Music Reviews
Peter Murphy

Peter Murphy

Unshattered

Viastar

No, no this isn’t right at all. Peter Murphy has too beautiful of a voice for this. It’s a rich, honeyed baritone that can climb to a brittle yelp when necessary (with Bauhaus, say) but on this record he seemingly rejoices in the velvety gravitas of it. And why shouldn’t he? I need to be careful when I say this, but his vocal abilities are well beyond the gothic aesthetic that he’s instantly associated with; in fact, in FACT, give him a little more time, and he might get into Scott Walker territory. There. I said it. One bright spotlight. A casually flicked wrist. An orchestra suspended seemingly in midair. A sigh. And then hysteria, crying, flowers and fainting spells. Age suits his voice. It only gets better with years, deeper and more resonant, more sensitive. Scott Walker. Tell me you don’t hear it.

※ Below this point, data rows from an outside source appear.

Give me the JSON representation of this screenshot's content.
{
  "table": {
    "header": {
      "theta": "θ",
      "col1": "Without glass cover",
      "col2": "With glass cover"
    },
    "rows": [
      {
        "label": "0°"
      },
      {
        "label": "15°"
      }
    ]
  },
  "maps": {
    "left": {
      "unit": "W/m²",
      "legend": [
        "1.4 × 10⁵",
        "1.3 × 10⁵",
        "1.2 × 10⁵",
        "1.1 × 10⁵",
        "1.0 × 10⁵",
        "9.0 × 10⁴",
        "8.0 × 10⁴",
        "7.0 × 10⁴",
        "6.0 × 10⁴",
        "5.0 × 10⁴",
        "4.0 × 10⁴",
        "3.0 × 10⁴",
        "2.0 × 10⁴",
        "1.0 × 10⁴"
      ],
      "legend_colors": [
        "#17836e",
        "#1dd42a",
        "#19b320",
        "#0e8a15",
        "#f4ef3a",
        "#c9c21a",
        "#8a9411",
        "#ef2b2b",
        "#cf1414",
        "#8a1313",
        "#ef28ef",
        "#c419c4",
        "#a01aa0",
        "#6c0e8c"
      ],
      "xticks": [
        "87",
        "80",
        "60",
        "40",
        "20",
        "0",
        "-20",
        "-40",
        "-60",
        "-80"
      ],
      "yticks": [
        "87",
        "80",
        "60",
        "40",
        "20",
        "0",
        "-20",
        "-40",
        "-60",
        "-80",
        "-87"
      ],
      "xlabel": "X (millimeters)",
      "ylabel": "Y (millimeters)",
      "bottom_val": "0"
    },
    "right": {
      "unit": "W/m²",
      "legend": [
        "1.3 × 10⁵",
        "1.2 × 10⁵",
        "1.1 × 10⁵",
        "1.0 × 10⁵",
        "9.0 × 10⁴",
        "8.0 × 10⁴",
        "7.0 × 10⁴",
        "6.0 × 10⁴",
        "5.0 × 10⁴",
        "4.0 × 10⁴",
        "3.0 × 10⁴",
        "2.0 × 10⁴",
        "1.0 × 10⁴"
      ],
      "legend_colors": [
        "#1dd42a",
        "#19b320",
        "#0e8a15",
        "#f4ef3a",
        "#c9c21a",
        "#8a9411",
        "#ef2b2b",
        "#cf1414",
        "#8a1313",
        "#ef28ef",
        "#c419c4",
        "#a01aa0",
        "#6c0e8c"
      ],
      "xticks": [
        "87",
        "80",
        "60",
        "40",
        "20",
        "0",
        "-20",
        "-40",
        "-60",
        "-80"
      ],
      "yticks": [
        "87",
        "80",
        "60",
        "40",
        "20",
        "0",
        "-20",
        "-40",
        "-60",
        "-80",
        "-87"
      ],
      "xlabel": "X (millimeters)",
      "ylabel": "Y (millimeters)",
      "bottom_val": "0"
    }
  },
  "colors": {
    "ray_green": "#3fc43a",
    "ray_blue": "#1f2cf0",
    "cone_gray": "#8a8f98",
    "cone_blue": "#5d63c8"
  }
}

However, inversely proportional to the maturing timbre of his voice is the quality of material that Peter Murphy, solo artist, is given to work with. The musical arrangements that make up the backbone of Unshattered are unforgivably lackluster. There’s no spark, no sense of the drama or tension or ache that suits all great voices (Sinatra’s “In the Wee Small Hours” etc.), just a gradual, drowsy drift. The music is adult, comfy, relaxed, somnambulistic and overproduced. It sounds like recent U2 ballads, Sting’s Soul Cages, and “Quiet Storm” smooth jazz. And it’s a shame, because Unshattered is a wasted opportunity, especially in light of the Bauhaus/NIN summer outing, that Murphy can’t have superior product hitting the shelves just as younger audiences pick their jaws up off the floor after witnessing Bauhaus’s still-spry assault. He needs to do a cabaret album, or maybe an Elvis-style comeback special, all stripped-down leather menace, or maybe his Rick Rubin-reinvention album with Murphy and a piano recorded as raw as possible, one take each, perhaps a Damon Albarn-style world immersion in the music of his Turkish home, shit, make an album with Burt Bacharach, he knows a good singer needs musical heartbreak. But in the end it’s Scott Walker’s peerless Scott’s 1-4 that hold the one true path for Peter Murphy. Orchestras and existential heartbreak/despair. Please.

If it weren’t Peter Murphy, I wouldn’t hold him up to such impossible standards. Compromise is the devil talking, after all.